Pakistani intelligence told Reuters that Khan was still working undercover when the U.S. security status was raised to orange and his name appeared in a U.S. newspaper.

Leak Allowed al-Qaida Suspects to Escape
By MATTHEW PENNINGTON, AP 08/10/04 11:53 EDT
Muhammad Naeem Noor Khan, a 25-year-old Pakistani, was nabbed in a July 13 raid in the eastern city of Lahore. His capture was a signal victory for Pakistan, a key U.S. ally in the war on terrorism. He led authorities to a key al-Qaida figure and sent e-mails to terrorists so investigators could trace their locations.

But on Tuesday, two senior officials expressed dismay that the arrest of Khan made it into the media too soon - reported first in American newspapers on Aug. 2 after it was disclosed to journalists by U.S. officials in Washington.

"Let me say that this intelligence leak jeopardized our plan and some al-Qaida suspects ran away," one of the Pakistani officials said on condition of anonymity.

National Security Adviser Condoleezza Rice acknowledged Sunday that Khan's name had been disclosed to reporters in Washington "on background," meaning that it could be published, but the information could not be attributed by name to the official who had revealed it.

CNN LATE EDITION WITH WOLF BLITZER
Interview With Condoleezza Rice; Interview With Rudy Giuliani

BLITZER: Let's talk about some of the people who have been picked up, mostly in Pakistan, over the last few weeks. In mid-July, Muhammad Naeem Noor Khan. There is some suggestion that by releasing his identity here in the United States, you compromised a Pakistani intelligence sting operation, because he was effectively being used by the Pakistanis to try to find other al Qaeda operatives. Is that true?

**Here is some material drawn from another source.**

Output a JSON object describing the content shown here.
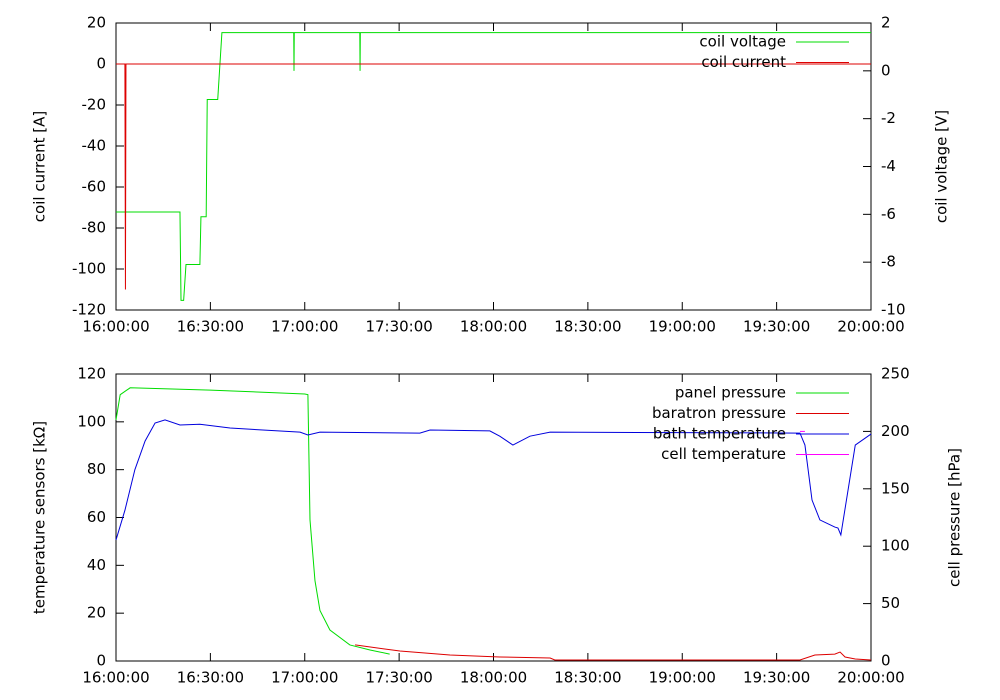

RICE: Well, I don't know what might have been going on in Pakistan. I will say this, that we did not, of course, publicly disclose his name. One of them...

BLITZER: He was disclosed in Washington on background.

RICE: On background. And the problem is that when you're trying to strike a balance between giving enough information to the public so that they know that you're dealing with a specific, credible, different kind of threat than you've dealt with in the past, you're always weighing that against kind of operational considerations. We've tried to strike a balance. We think for the most part, we've struck a balance, but it's indeed a very difficult balance to strike.

BLITZER: Had he been flipped, in the vernacular, was he cooperating with Pakistani intelligence after he was arrested?

RICE: I don't know the answer to that question, as to whether or not he was cooperating with them.

US apologises for terror news leaks

Richard Norton-Taylor
Friday September 17, 2004
The Guardian

President Bush's chief domestic security official yesterday apologised for the disruption of a big MI5 and police surveillance operation in Britain.
Tom Ridge, the homeland security secretary, said the leaking of intelligence in the US about alleged terrorist suspects here was "regrettable".
Mr Ridge was speaking to journalists in London before meeting David Blunkett and Sir David Omand, the prime minister's security and intelligence coordinator.
Whitehall was furious early last month when individuals were named and allegations about terrorist attacks were made public in the US.
The claims, about putative attacks on buildings in the US and on British targets, including Heathrow, were based on information found on the computers of an alleged al-Qaida sympathiser in Pakistan.
The disclosures forced the police to quickly arrest 12 suspects in raids across England.

On background indeed!

Ridge had made the terror alerts less credible, so the White House named Khan (on super secret double-bubble you're-in-trouble background) to try to restore the credibility of the Administration's pronouncements on threats to domestic security.

In other words, after manipulating the instruments of national security for petty political advantage, they did even more damage to the instruments of national security to bolster their sagging image.

Yet more proof that, to these people, nothing -- not even the success of anti-terrorism investigations that involve (need I say it?) covert operatives -- comes ahead of winning the next election.